CARY, N.C. – INDA (Association of the Nonwoven Fabrics Industry) and EDANA, the global trade associations representing consumer wipes manufacturers and supply chains, have published an update to their strict guidelines for labeling of non-flushable wipes and for assessing the flushability of disposable nonwoven wipes.
Wastewater operators across America and Europe are facing challenges associated with clogs due to various causes, such as aging infrastructure, “fatbergs” (coagulations of fats, oils, and grease) and the improper flushing habits of many consumers. Numerous findings, most recently the 2017 Water UK Study, show consumers are flushing too many products not designed to be flushed.
A 2016 NYC Study found that 98 percent of what was collected from wastewater treatment plant screens consisted of non-flushable items, including:
non-flushable paper (such as paper towels)
feminine hygiene products (tampons and pads)
household cleaning wipes
To help consumers and communities reduce the burden to their wastewater infrastructure, INDA and EDANA are introducing the updated Code of Practice: Communicating Appropriate Disposal Pathways for Nonwoven Wipes to Protect Wastewater Systems, Second Edition, 2017 (Code of Practice for labeling).
This new edition requires that non-flushable wipes display the “Do Not Flush” symbol on wipe packaging such that it is viewable on shelf at the point of purchase and visible each time a wipe is removed from its dispenser package. Pilot programs conducted by wastewater organizations in cooperation with INDA have demonstrated that focused consumer awareness campaigns can reduce the improper flushing of baby wipes by about 50 percent.

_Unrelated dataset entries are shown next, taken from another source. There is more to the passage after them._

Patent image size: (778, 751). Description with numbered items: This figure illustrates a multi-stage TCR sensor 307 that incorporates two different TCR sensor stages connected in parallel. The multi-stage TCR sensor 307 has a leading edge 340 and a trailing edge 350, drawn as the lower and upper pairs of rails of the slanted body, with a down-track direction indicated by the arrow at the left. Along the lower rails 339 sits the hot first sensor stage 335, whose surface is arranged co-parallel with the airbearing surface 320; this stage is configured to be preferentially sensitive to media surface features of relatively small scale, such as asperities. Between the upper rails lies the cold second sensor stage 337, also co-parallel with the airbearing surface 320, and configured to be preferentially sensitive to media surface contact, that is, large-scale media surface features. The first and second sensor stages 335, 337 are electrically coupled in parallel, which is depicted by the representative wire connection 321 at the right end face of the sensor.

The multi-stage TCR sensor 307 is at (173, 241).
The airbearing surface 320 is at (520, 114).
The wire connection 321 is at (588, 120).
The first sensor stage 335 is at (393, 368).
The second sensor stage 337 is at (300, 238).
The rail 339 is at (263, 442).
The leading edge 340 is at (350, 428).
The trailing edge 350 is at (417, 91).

“The prominent ‘Do Not Flush’ symbol on non-flushable products like baby wipes will help raise awareness of the importance of why these products should be thrown in the trash – not flushed,” said Pierre Wiertz, general manager of EDANA.
Flushable wipes are designed to be compatible with household pipes and with municipal and home wastewater collection and treatment systems. Flushable wipes are designed to stay strong in use, have a mechanism to weaken after flushing, and degrade biologically in wastewater treatment systems. However, baby wipes, cleaning wipes and other non-flushable wet wipes maintain their strength after being flushed and can be a leading cause of clogs.
The new Edition Four of the Guidelines for Assessing the Flushability of Disposable Nonwoven Products serves as a resource for manufacturers and brand owners to ensure their flushable wipes are compatible with existing wastewater infrastructure. Edition Four updates certain test methods and criteria for passing. These tests are grounded in significant research and testing carried out by INDA members and technical experts with extensive input from wastewater professionals.
“This update enhances the Guidelines for flushable products to ensure continued compatibility with wastewater infrastructure,” said Dave Rousse, president of INDA.
The Guidelines include seven flushability assessment tests related to performance in pipes, pumps, and both household septic systems and municipal wastewater treatment systems. Products may only be labeled “flushable” if they meet the demands of all seven tests.
Edition Four of the Guidelines and the new Code of Practice for labeling are available to download at no charge from both the EDANA and INDA websites. Full and individual test methods are free to INDA and EDANA members and available for a fee to nonmembers.